It was announced last week that Leigh McGuigan left her position in Cleveland's Office of New and Innovative Schools to take a position as special assistant under CPS CEO Ron Huberman. What does this mean for Chicago?
We know that McGuigan has done extensive work in Cleveland based around evaluation and metrics. She designed a "value-added" score that was adopted as part of Ohio's school report cards. By taking the students' academic starting point into consideration, her new metric could take some of the pressure off CPS’ reliance on standardized state tests to show that students are learning. Chicago has been considering such a metric, but educators, and the charter sector in particular, still need to weigh in on the outcomes they’re expected to live up to.

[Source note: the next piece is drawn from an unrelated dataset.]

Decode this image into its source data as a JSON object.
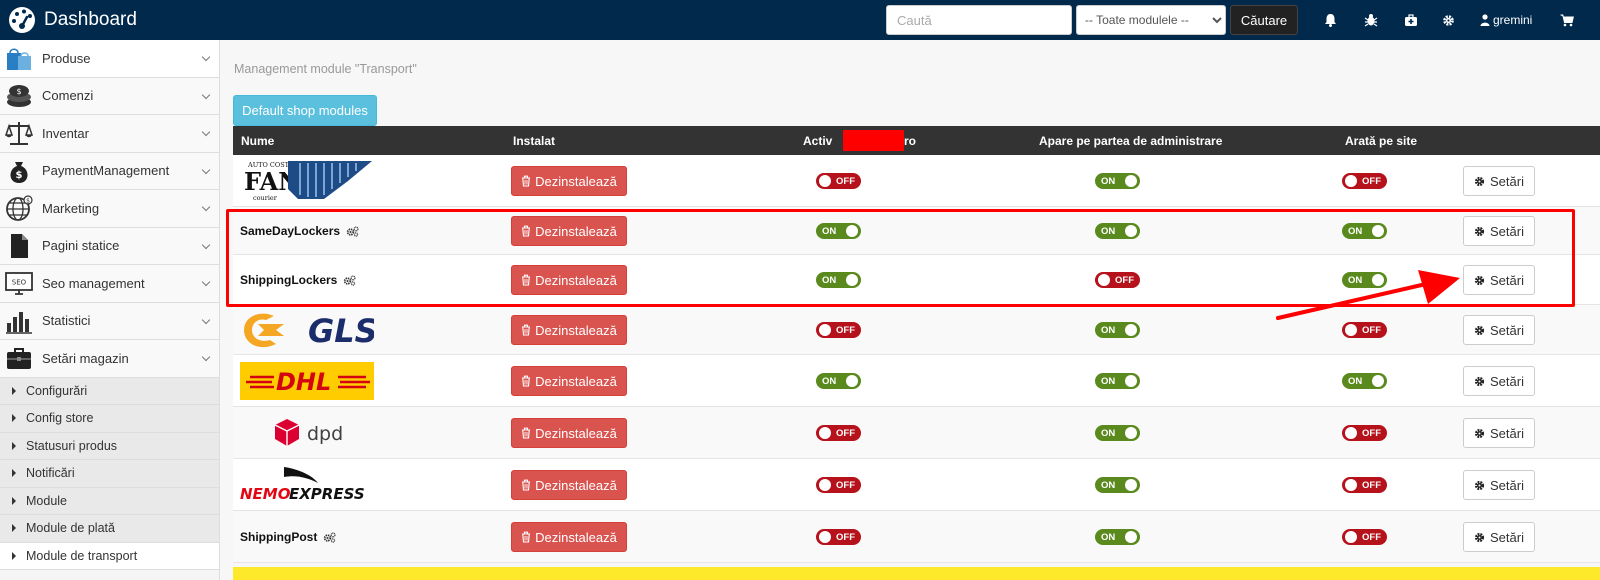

As part of Cleveland's academic infrastructure, McGuigan did a lot of work with assessment and evaluation as well as helping schools first develop, then reach, explicit goals. Knowing all this, it won't surprise anyone to hear that McGuigan’s publishing history focuses on teacher efficacy and standardized testing.
What does it mean for the charter sector’s hard and costly choices around facilities planning, the ugly battles over school closings, miscommunication about charters, or the uneven tug of war for resources between pensions and pencils? We’ll have to wait and see
One of the advantages of a school system that includes charter schools is the ability for charters to employ different, innovative techniques in the classroom and feed those practices into the larger system. There’s a lot happening in CPS these days, to put it bluntly, and there’s still a lot left to do. Welcome to the big game, Ms. McGuigan.